Rispetto alla negata richiesta di esibizione dei documenti da parte del ricorrente, l’Arbitro ha ribadito che, secondo il consolidato indirizzo interpretativo dei vari Collegi territoriali, “l’impossibilità sopravvenuta dell’obbligazione di consegnare la documentazione contrattuale per il suo smarrimento, in assenza di prova almeno indiziaria di caso fortuito o forza maggiore, non può essere qualificata quale causa non imputabile di estinzione dell’obbligazione stessa, trattandosi di un disservizio che inerisce alla sfera organizzativa e di controllo della banca medesima, sulla quale grava il dovere di custodire con diligenza la documentazione contrattuale.

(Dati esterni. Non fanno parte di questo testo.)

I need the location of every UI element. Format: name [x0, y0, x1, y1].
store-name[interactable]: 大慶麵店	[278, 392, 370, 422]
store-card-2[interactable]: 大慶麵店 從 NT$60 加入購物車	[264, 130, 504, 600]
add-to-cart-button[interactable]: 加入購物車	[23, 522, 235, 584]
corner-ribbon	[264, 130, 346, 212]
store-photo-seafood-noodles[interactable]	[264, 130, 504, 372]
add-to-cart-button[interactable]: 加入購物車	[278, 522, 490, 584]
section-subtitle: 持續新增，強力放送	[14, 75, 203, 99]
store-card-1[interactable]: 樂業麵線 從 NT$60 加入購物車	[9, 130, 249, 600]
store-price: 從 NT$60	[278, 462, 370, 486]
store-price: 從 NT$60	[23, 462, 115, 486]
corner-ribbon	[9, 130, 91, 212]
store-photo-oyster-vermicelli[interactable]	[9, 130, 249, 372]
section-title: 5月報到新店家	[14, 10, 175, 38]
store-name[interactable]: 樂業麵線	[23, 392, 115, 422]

Pertanto, ferma la censurabilità della condotta dell’intermediario e pur riconosciuto l’astratto diritto del ricorrente alla consegna della documentazione richiesta, il denunciato smarrimento di quest’ultima da parte dell’intermediario non consente di accogliere la domanda di consegna. Si è precisato, infatti, che la violazione dell’obbligo di fornire al cliente la documentazione richiesta potrebbe condurre non certo alla condanna a fornire documenti non più esistenti, ma unicamente a una responsabilità di natura risarcitoria per violazione del dovere di custodia”. Nel caso in esame è stato accertato l’inadempimento dell’intermediario – il quale è venuto meno ad una delle obbligazioni derivanti dal rapporto contrattuale con la clientela – ma, nonostante questo, la domanda del ricorrente non è stata accolta neanche dal punto di vista risarcitorio poiché sembra essere riferita alla impossibilità di poter conoscere la paternità delle operazioni contestate.

Quanto alla domanda di risarcimento del danno, secondo l’Arbitro “manca qualsivoglia elemento idoneo a dimostrare – anche in via presuntiva, come vorrebbe il ricorrente – la sussistenza del pregiudizio asseritamente subito”. Tale decisione è stata motivata nel senso che (al di là dei criteri utilizzati per calcolare quantitativamente il pregiudizio) la sola prova del danno non può comportare il risarcimento del danno eventualmente subìto se il ricorrente si limita ad allegarlo senza assolvere all’ulteriore onere di dimostrarne l’esistenza.